The Painter VLM can optionally pass back a strategy. That strategy will be passed into the next layer, until it’s overwritten - so it’s a persistent document with transient instructions. Since the VMLs can only ever apply changes atop the existing canvas (no editing earlier layers), I wanted a way for the currently working VLM to be able to describe what it is working towards to any subsequent layer. It’s an optional property for the VLM to return. If nothing comes back, the app just continues with the previous strategy. Over time the StrategyManager builds up a document detailing everything the VLMs were attempting to achieve. Before this feature was implemented, the paintings were mostly chaotic & randomly applied strokes, best seen in Impressionist Patchwork Elephant by Mistral-Large

A partially structured random assortment of colourful lines and circles which look nothing like an elephant
A partially structured random assortment of colourful lines and circles which look nothing like an elephant (click to open)

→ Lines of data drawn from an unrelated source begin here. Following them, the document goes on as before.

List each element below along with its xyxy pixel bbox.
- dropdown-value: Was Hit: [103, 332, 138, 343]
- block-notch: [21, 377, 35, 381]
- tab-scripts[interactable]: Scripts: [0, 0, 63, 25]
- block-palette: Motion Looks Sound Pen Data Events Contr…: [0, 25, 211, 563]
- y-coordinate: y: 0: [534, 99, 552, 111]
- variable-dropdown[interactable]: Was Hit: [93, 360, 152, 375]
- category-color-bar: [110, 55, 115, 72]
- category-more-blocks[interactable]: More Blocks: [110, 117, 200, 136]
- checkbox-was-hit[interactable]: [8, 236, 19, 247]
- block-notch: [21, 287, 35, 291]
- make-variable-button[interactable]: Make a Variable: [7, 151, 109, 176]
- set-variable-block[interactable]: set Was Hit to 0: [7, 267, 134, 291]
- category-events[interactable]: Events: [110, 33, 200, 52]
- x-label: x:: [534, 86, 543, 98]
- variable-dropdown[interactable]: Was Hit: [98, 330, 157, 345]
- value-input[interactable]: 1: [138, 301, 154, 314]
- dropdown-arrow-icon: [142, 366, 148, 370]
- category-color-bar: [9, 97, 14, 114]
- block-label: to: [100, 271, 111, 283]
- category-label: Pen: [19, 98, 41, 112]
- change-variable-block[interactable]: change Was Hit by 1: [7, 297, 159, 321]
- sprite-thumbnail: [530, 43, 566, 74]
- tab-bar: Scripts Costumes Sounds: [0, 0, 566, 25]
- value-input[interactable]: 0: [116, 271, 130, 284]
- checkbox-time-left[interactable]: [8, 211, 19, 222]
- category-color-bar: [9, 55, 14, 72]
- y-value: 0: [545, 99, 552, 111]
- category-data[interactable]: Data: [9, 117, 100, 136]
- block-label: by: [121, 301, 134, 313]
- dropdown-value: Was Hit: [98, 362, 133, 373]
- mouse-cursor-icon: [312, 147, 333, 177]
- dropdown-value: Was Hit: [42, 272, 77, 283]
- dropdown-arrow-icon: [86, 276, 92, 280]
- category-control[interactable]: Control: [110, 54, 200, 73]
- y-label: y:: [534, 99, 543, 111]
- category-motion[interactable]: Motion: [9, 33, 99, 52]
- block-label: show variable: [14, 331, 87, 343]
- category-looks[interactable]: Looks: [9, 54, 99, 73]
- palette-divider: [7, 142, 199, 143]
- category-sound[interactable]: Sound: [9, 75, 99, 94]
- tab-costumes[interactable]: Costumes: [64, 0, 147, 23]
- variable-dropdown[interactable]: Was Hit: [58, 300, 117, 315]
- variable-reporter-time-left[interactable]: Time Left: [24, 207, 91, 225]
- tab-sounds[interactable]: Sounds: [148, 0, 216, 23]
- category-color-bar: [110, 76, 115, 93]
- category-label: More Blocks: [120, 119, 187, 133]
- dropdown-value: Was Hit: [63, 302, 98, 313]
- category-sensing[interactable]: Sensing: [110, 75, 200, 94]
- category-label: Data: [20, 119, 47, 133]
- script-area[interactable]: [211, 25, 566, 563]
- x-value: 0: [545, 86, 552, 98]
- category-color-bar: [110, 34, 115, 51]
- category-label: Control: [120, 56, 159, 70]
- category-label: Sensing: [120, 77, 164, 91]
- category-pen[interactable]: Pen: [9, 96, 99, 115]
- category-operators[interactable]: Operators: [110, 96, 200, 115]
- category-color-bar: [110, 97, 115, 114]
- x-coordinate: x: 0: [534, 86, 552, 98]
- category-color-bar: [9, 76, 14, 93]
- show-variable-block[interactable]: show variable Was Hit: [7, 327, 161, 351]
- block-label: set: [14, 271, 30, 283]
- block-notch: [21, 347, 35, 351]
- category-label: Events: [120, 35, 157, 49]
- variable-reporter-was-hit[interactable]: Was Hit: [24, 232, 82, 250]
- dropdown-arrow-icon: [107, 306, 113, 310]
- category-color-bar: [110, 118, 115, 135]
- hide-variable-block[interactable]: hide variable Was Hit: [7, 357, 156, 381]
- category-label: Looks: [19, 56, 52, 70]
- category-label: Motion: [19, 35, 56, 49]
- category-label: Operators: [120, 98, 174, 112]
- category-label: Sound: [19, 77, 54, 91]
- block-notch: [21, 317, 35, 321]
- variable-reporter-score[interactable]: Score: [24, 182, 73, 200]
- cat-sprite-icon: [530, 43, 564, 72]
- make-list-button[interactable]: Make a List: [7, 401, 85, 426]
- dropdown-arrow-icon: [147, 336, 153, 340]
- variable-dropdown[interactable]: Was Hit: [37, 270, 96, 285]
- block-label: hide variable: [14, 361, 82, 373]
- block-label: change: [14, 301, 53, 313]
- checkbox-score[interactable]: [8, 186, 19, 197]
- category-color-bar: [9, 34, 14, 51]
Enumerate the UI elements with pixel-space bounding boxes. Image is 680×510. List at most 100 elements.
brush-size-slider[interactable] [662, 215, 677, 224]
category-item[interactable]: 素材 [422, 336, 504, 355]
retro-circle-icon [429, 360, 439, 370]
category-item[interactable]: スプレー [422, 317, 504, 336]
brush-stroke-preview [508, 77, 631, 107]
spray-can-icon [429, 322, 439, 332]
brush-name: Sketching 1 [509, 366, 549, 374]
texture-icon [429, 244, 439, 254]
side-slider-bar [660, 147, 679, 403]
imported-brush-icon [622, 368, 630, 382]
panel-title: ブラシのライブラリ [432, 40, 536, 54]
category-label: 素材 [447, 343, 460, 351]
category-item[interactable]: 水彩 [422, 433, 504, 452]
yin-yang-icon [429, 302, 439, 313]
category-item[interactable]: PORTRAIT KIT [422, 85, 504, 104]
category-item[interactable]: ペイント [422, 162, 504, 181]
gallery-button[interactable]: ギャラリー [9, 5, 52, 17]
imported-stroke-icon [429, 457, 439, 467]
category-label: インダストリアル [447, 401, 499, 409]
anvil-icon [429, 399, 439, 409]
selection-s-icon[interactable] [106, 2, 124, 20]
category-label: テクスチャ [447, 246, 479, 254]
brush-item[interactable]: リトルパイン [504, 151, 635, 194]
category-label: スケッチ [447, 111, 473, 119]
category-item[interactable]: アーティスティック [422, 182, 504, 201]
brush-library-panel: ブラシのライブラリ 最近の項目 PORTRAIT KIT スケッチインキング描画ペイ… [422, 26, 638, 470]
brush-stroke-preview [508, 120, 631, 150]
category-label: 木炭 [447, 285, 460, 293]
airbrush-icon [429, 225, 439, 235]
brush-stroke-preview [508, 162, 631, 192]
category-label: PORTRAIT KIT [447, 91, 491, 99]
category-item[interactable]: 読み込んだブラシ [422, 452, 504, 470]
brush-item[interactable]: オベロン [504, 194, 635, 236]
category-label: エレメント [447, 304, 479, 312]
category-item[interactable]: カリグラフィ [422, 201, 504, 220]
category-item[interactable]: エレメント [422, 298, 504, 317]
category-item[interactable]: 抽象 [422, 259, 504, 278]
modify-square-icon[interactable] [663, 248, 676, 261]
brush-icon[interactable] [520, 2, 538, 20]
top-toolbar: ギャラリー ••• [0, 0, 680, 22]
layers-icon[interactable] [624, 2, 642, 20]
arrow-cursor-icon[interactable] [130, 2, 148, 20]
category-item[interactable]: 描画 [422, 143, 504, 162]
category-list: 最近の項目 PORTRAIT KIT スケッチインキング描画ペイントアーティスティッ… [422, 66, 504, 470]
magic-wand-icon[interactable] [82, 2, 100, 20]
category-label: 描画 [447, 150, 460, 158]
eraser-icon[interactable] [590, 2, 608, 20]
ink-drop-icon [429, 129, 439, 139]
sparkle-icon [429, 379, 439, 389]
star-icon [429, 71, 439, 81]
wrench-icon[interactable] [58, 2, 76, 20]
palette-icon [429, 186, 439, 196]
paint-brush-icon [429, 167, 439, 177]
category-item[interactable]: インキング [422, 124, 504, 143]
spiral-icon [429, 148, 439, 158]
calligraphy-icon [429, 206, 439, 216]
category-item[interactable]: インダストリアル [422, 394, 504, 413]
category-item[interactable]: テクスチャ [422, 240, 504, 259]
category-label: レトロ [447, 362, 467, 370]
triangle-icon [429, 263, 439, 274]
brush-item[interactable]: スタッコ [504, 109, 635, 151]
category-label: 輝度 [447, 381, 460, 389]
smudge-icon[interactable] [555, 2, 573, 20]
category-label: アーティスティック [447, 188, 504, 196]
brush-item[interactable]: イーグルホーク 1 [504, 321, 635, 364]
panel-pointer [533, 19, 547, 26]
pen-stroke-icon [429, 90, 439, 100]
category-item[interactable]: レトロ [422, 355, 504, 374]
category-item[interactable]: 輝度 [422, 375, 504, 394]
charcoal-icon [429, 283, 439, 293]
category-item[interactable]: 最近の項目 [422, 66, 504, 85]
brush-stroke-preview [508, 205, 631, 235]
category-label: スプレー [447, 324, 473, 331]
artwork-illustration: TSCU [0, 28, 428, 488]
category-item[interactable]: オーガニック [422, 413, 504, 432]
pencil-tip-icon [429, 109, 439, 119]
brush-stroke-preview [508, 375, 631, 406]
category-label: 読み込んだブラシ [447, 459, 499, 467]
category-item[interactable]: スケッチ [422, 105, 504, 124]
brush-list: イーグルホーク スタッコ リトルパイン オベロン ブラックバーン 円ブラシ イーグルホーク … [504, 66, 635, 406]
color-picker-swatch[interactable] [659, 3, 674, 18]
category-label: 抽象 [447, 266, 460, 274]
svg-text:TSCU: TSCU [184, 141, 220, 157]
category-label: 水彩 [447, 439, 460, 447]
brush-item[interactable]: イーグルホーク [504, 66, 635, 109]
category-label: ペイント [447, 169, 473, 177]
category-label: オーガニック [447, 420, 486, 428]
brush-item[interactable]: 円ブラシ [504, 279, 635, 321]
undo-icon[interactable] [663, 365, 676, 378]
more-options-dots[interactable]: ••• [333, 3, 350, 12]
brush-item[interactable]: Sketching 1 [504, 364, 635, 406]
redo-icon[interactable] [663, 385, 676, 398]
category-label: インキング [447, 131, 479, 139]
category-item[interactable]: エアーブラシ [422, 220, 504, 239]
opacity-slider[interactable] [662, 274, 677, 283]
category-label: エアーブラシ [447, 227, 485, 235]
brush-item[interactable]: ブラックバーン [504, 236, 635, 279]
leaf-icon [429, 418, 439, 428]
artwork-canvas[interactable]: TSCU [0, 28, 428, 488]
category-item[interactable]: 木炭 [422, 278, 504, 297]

Mistral-Large is a capable model, when given good instructions, but when misdirected will just produce random noise. I do like this piece. But it’s not a great representation of an Impressionist Patchwork Elephant.

Finally, the painting VLM can declare a layer as “complete”. Once all layers are described as “complete”, the painting is considered “complete” too. At first, the models were very eager to mark their work as complete, with some paintings receiving one or two strokes only. To remedy this, I implemented a minimum number of strokes. The language model is told that it’s current layer has a minimum number of stroke iterations, and the iteration it’s currently on.

The Evaluator

The Evaluator used to manage the painting & layer completion. However, I found language models to be remarkably poor at marking their own homework in this regard. The code asks a different instance of the VLM to assess the piece’s stylistic similarity to the artist or genre of art. The range requested from the VLM is “A score of 0-20 means no resemblance, 21-40 means slight resemblance, 41-60 means moderate resemblance, 61-80 means strong resemblance, and 81-100 means exceptional resemblance”. If the model acheived more than 80, the painting process would end.

Though this felt like an interesting way to determine quality, it mostly brought about one of two outcomes: 1) the painting was declared exceptional within a few dozen strokes, exiting very early with incomplete pieces, or 2) the painting was consistently declared moderate, meaning never-ending paintings which tended to get worse over time.

I removed the score-based completion, and refactored that into the painter, so that the implementing language model could decide when a painting was “complete”. I decided to keep the evaluator implemented though, because it’s still interesting to Claude and Mistral’s models savagely criticise what is in effect their own output.